01:22:41And then the insistence that he, Deontay Resilis, was another wrongfully accused black man.
01:22:47This courtroom that I currently sit in is no place for people of my skin color.
01:22:56Finally, it was the judge's turn.
01:22:58The court now finds you guilty, adjudicates you guilty, and sentences you to life from prison.
01:23:04Afterwards, the sues, Nan Yao, Justin, and Sister Mandy went to a local park.
01:23:14The ordeal was behind them, but scars lingered.
01:23:18Justin still battles the effects of trauma, first from finding his mother's body, and then being accused of killing her during that painful interrogation, reprised again and again in the courtroom.
01:23:29One positive, he did get the apology he demanded from the police.
01:23:34I took it upon myself to go talk to him, and I told him, listen, if your feelings are hurt, basically I'm sorry, but I'm here to do the job for the victim.
01:23:40And that's my responsibility is to the victim to find out who did this, sir.
01:23:44Justin says the apology felt matter of fact.
01:23:47I went to the police station, and they apologized to me, and then right after, they just went into, like, business stuff.
01:23:53I don't think they really know, even to this day, they really know what doing something like that to somebody can cost them.
01:24:02In the park where the family gathered, there's a bench dedicated to Jill embossed with her artwork.
01:24:09They remembered the woman who made helping others her life's work.
01:24:13It's turn of the century America.
01:24:16The hundreds of hours she spent recording books for the blind.
01:24:19She touched more lives than you'll ever be able to count.
01:24:22Yeah, definitely.
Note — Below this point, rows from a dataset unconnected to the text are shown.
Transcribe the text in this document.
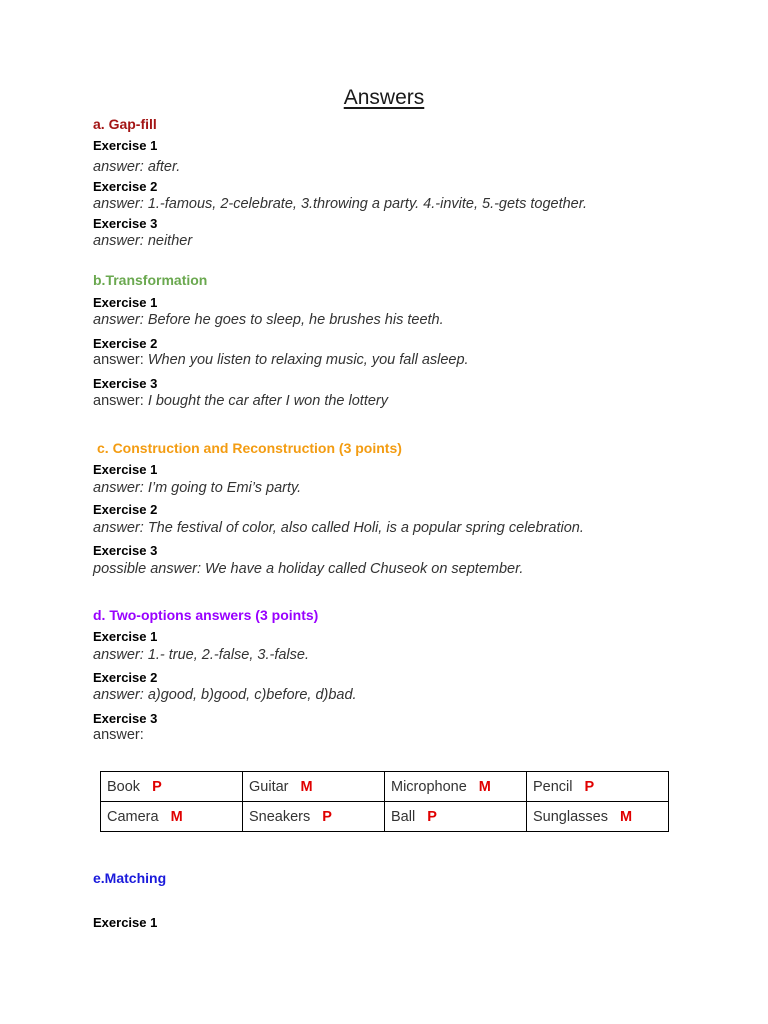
Answers
a. Gap-fill
Exercise 1
answer: after.
Exercise 2
answer: 1.-famous, 2-celebrate, 3.throwing a party. 4.-invite, 5.-gets together.
Exercise 3
answer: neither
b.Transformation
Exercise 1
answer: Before he goes to sleep, he brushes his teeth.
Exercise 2
answer: When you listen to relaxing music, you fall asleep.
Exercise 3
answer: I bought the car after I won the lottery
c. Construction and Reconstruction (3 points)
Exercise 1
answer: I’m going to Emi’s party.
Exercise 2
answer: The festival of color, also called Holi, is a popular spring celebration.
Exercise 3
possible answer: We have a holiday called Chuseok on september.
d. Two-options answers (3 points)
Exercise 1
answer: 1.- true, 2.-false, 3.-false.
Exercise 2
answer: a)good, b)good, c)before, d)bad.
Exercise 3
answer:
Book P	Guitar M	Microphone M	Pencil P
Camera M	Sneakers P	Ball P	Sunglasses M
e.Matching
Exercise 1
She touched a lot of people's lives.
01:24:25You know, and it's a true fact that if she were still alive, she would be helping out.
01:24:32Justice now done for Jill Sue, the gentle woman with a huge heart and generous spirit.
01:24:41And an unfinished agenda of good works remaining.
01:24:47That's all for this edition of Dateline Secrets Uncovered.
01:24:51I'm Craig Melvin. Thank you for watching.